Namun, untuk pengembang yang sengaja menahan penyerahan PSU, Mahyuddin menegaskan ada sanksi tegas yang akan dijatuhkan. Berdasarkan peraturan daerah (Perda) yang berlaku, pengembang dapat dikenai denda administratif, dan bahkan tidak akan diberikan izin baru untuk pengembangan proyek perumahan berikutnya.
“Developer yang belum menyerahkan PSU tidak bisa mengembangkan perumahan baru sebelum kewajiban sebelumnya dipenuhi,” tegasnya.

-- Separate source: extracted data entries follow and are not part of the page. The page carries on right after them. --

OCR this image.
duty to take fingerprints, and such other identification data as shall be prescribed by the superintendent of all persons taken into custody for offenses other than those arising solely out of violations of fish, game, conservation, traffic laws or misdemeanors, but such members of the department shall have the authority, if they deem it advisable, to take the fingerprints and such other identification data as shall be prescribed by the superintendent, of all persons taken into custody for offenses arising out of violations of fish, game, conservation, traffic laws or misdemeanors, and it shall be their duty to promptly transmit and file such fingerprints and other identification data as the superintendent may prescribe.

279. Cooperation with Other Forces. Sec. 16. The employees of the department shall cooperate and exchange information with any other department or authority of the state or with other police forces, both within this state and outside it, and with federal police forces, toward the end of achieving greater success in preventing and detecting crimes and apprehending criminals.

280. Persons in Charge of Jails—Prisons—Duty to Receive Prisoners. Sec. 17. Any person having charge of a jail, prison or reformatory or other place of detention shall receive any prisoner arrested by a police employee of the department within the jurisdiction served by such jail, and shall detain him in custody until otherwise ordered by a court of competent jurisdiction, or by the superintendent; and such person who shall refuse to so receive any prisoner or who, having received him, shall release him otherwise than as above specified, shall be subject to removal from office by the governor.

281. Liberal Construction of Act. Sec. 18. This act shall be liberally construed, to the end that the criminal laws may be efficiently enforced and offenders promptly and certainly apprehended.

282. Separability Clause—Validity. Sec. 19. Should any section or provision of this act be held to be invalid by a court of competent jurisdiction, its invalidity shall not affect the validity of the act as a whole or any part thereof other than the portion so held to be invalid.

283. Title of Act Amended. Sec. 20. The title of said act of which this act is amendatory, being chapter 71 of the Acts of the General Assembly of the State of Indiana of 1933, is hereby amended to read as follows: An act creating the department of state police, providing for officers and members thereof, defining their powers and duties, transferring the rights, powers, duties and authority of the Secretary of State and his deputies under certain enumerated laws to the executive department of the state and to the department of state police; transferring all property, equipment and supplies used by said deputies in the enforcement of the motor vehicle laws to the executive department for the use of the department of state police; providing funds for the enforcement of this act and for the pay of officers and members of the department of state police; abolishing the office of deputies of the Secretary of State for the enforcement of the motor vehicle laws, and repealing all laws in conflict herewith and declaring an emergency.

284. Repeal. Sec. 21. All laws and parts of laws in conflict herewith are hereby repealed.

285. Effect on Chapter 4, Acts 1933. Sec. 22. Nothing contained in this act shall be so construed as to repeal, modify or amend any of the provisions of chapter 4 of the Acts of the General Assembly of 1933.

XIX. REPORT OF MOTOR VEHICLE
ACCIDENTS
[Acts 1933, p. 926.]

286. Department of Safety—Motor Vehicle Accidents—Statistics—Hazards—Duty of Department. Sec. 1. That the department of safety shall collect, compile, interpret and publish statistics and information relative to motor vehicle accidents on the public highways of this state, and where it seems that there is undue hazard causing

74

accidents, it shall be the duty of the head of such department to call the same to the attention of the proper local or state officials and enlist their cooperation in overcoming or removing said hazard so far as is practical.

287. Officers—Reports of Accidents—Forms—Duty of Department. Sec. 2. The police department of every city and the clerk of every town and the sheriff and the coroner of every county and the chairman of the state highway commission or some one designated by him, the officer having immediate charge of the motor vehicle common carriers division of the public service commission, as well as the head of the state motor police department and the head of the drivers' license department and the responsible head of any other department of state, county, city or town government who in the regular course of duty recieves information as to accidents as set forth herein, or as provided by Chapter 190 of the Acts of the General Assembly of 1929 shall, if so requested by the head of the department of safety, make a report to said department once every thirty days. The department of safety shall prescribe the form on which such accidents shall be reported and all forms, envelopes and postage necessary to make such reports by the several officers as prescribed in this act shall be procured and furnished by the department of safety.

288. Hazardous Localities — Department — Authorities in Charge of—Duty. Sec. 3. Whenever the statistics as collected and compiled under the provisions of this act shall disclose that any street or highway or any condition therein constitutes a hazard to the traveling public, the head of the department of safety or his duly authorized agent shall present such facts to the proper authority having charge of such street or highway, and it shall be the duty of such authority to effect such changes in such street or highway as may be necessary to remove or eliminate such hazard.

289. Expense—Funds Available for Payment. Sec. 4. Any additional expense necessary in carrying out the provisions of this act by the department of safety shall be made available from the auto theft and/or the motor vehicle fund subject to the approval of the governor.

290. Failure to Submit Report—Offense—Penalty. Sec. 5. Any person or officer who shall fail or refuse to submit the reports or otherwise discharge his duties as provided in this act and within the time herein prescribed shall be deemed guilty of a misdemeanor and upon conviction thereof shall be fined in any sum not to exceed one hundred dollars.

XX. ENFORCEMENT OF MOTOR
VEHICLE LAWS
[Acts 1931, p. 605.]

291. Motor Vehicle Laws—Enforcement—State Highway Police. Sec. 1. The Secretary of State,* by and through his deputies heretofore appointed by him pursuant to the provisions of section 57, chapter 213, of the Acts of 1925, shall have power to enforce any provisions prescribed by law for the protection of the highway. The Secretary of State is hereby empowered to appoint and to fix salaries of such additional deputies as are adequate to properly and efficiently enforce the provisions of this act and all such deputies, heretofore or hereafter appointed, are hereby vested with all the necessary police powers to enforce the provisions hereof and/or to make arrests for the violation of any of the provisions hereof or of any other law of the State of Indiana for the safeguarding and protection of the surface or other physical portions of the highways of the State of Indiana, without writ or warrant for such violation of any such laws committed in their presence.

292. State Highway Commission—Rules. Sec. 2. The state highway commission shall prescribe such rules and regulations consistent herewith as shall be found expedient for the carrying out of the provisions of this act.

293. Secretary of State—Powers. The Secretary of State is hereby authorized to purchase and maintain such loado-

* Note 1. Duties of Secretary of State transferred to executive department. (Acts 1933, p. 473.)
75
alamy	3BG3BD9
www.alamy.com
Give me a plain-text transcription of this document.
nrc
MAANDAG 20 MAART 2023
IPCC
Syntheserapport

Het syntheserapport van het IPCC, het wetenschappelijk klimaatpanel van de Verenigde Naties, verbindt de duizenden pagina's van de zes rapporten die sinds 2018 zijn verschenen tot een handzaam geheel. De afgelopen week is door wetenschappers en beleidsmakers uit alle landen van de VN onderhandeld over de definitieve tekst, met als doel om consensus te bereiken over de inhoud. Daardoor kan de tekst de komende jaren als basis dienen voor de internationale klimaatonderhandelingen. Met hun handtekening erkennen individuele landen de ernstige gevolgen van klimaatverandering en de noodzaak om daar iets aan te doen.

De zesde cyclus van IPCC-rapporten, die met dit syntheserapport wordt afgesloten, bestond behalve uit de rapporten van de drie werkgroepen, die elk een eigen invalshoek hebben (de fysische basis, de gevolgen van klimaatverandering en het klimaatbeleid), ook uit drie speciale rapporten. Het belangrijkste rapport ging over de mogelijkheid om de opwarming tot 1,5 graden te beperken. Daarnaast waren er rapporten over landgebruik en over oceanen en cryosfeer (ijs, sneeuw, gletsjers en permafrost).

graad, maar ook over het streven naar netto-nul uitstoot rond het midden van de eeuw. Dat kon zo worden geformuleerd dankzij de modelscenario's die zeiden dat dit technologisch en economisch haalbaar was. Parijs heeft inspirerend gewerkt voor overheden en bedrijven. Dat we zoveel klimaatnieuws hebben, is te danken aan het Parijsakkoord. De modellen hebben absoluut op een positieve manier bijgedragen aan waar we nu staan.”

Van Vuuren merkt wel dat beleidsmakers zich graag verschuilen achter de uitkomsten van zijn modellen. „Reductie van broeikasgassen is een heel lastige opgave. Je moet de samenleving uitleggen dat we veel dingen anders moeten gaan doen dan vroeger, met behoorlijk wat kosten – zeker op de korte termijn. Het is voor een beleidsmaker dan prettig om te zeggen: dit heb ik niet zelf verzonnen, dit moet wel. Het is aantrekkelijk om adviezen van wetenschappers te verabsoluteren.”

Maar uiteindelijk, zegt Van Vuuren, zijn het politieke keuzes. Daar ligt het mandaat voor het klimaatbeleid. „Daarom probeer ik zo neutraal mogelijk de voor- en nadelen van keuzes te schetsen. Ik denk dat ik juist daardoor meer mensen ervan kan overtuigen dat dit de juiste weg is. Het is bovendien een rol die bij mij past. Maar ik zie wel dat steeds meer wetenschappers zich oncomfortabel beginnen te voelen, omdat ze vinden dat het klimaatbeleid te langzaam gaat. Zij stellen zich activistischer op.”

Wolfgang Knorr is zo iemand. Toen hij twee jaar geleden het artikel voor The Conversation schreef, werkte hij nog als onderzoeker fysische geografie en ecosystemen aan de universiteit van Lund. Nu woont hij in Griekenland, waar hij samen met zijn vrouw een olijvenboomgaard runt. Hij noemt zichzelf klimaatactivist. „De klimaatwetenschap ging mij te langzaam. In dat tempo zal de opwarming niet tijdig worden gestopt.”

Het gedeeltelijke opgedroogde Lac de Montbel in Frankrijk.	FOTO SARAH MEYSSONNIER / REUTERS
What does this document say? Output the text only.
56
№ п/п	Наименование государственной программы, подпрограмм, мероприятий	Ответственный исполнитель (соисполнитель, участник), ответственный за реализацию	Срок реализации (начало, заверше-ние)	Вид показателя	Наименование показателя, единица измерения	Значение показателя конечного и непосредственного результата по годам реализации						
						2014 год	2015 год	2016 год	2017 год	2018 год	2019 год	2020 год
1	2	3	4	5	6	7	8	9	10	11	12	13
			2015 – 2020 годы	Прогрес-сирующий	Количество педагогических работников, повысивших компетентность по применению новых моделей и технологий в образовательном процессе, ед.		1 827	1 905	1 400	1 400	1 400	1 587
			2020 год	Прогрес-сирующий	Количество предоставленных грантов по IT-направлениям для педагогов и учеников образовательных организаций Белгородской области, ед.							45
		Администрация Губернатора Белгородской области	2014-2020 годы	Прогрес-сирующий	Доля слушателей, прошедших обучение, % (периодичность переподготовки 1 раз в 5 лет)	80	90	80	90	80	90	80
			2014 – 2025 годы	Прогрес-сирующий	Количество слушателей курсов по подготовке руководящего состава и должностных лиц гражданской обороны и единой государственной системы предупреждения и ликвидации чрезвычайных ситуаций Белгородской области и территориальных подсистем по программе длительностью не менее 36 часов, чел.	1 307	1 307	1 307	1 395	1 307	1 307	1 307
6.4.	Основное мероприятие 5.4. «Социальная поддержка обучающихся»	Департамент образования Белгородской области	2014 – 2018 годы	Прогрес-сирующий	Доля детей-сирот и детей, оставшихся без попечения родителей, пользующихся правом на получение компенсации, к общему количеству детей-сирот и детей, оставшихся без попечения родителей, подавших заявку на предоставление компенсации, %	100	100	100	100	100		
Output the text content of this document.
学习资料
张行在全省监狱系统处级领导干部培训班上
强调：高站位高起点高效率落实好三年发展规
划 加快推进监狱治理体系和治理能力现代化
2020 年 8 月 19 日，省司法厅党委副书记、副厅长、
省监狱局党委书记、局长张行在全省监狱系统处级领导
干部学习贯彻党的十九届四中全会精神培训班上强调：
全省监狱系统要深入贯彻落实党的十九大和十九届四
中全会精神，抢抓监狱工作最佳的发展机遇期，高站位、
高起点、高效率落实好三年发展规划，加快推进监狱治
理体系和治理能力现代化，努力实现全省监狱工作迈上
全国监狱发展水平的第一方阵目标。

Pada Rapat Koordinasi Perijinan Perumahan dan Penyerahan PSU Kot Makassar , Disperkim Makassar melakukan serah terima PSU dari 9 pengembang. Tiga di antaranya dilakukan oleh perwakilan warga, lantaran pengembangnya sudah tidak diketahui keberadaannya.
“Berdasarkan Perda Nomor 1 Tahun 2023, masyarakat dapat menyerahkan PSU jika pengembang sudah tidak diketahui keberadaannya,” jelas Mahyuddin.
Adapun total luas PSU yang diserahkan mencapai 50 ribu meter persegi dengan nilai aset sekitar Rp133 miliar. Langkah ini diharapkan memperkuat tata kelola aset daerah sekaligus menegaskan komitmen Pemkot Makassar dalam menertibkan administrasi dan kepemilikan aset publik.